NIE Yingwang,WANG Lei,MEI Chenyang, et al. FR-PVT: A feature-refined pyramid vision transformer for accurate image segmentation[J]. JOURNAL OF WEZHOU MEDICAL UNIVERSITY, 2024, 54(8): 631-640.
Abstract:Objective: To accurately extract target regions in medical images used for morphological assessment and clinical disease monitoring, a hybrid network combining Convolutional Neural Network (CNN) and Transformer was explored to simultaneously learn local and global information in images. Methods: ①A
novel feature-refined segmentation network (referred to as FR-PVT) was developed by introducing a CNN-based decoder and integrating it with the pyramid vision transformer (PVT).
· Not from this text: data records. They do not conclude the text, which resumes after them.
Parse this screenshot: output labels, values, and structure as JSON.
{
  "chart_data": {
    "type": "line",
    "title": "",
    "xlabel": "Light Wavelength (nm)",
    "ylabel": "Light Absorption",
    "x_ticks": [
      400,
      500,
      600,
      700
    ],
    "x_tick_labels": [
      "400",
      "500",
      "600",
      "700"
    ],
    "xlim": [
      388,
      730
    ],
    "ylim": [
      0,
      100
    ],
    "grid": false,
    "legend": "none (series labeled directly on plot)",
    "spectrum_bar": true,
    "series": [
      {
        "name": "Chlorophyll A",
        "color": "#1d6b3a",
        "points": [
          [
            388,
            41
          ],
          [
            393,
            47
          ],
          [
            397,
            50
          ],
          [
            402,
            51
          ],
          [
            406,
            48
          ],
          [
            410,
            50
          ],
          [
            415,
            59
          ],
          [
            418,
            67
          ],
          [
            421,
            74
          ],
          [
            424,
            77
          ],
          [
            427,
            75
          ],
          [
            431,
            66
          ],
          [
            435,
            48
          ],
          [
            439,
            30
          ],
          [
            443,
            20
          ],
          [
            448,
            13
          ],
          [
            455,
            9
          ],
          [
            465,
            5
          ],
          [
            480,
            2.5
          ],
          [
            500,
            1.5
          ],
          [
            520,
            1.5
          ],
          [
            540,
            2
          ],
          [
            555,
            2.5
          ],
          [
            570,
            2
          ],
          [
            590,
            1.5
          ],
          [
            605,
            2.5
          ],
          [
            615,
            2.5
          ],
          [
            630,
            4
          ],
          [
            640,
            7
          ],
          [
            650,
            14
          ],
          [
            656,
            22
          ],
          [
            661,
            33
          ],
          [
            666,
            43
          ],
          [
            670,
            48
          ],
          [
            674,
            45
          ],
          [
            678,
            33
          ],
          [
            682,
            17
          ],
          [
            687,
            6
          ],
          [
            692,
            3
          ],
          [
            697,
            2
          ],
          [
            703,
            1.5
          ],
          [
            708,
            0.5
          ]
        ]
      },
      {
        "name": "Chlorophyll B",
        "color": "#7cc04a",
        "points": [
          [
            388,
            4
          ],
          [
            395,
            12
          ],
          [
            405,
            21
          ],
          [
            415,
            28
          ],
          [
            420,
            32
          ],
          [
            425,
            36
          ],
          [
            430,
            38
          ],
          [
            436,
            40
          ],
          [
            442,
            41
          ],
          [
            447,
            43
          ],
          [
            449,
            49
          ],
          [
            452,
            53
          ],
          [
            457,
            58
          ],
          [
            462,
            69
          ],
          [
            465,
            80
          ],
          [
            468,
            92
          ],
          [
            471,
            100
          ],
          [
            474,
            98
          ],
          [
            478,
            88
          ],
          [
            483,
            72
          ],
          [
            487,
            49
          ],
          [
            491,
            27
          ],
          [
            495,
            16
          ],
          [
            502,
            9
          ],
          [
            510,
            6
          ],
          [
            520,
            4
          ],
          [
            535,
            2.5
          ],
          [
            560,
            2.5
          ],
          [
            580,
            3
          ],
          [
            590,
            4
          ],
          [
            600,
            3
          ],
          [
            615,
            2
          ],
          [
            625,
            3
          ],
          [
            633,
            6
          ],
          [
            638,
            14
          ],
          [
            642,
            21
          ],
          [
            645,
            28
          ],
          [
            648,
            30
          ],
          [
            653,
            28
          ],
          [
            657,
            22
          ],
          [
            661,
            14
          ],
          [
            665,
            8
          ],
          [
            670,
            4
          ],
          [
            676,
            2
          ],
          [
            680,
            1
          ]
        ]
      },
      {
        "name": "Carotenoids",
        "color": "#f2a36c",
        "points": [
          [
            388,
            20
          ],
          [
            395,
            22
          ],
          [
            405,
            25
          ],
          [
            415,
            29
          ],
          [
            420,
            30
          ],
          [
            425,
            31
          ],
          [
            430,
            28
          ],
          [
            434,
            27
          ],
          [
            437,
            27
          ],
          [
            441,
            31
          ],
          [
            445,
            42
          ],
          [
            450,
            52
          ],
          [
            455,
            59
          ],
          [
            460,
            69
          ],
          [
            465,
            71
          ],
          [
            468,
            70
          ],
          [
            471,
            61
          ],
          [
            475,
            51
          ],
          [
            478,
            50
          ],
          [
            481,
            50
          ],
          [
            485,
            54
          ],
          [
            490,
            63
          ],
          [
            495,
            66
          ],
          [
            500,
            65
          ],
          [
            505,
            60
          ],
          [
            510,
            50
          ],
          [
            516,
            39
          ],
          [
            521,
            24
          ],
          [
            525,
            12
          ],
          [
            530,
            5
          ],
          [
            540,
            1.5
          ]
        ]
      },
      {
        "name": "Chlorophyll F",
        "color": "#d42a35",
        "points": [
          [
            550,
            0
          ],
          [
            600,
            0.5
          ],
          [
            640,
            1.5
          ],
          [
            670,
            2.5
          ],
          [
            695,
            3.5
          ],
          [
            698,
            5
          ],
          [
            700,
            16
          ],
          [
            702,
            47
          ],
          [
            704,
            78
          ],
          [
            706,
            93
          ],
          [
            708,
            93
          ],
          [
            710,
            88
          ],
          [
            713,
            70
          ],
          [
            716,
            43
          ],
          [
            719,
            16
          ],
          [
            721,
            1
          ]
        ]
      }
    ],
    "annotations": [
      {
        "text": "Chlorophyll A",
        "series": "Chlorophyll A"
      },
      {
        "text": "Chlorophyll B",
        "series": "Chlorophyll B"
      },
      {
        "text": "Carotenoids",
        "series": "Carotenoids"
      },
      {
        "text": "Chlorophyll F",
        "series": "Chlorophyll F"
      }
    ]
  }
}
The decoder was used to refine multiscale global features captured by the PVT, consisting of the feature refinement module (FRM), context attention module (CAM), and similarity aggregation module (SAM). ②To validate FR-PVT, it was used to segment polyps from five public colonoscopy image datasets (ClinicDB, ColonDB, EndoScene, ETIS, and KvasirSEG) and palpebral fissures from frame images in the eye videography dataset provided by the Eye Hospital of Wenzhou Medical University. ③The performance of FR-PVT was evaluated by four different metrics, including Dice coefficient, IOU, Matthews correlation coefficient (MCC), and Hausdorff distance (Hdf). The same segmentation tasks were compared between FR-PVT and the networks available (Polyp-PVT, U-Net, and its multiple variants).Results: ①The FR-PVT was able to handle colonoscopy images acquired under various imaging conditions and achieved average Dice coefficients of 0.937, 0.819, 0.892, 0.800, and 0.909, respectively, for the five different testing subsets from ClinicDB, ColonDB, EndoScene, ETIS, and KvasirSEG datasets. ②Experimental results on frame images from the eye videography dataset showed that the FR-PVT obtainedaverage Dice, IOU, MCC,and Hdf of 0.966, 0.943, 0.957, and 4.706, respectively. ③The segmentation performance on five polyp datasets showed that the FR-PVT obtained average Dice and IOU of 0.840 and 0.764, outperforming Polyp-PVT (0.834 and 0.760), U-Net (0.561 and 0.493), U-Net++ (0.546 and 0.476), SFA (0.476 and 0.367), PraNet (0.741 and 0.675). Performance differences on frame images from the eye videography dataset showed that the FR-PVT obtains average Dice and IOU of 0.840 and 0.764. Conclusion: The FR-PVT achieves better segmentation performance than Polyp-PVT and several CNN-based networks available (such as U-Net and its variants).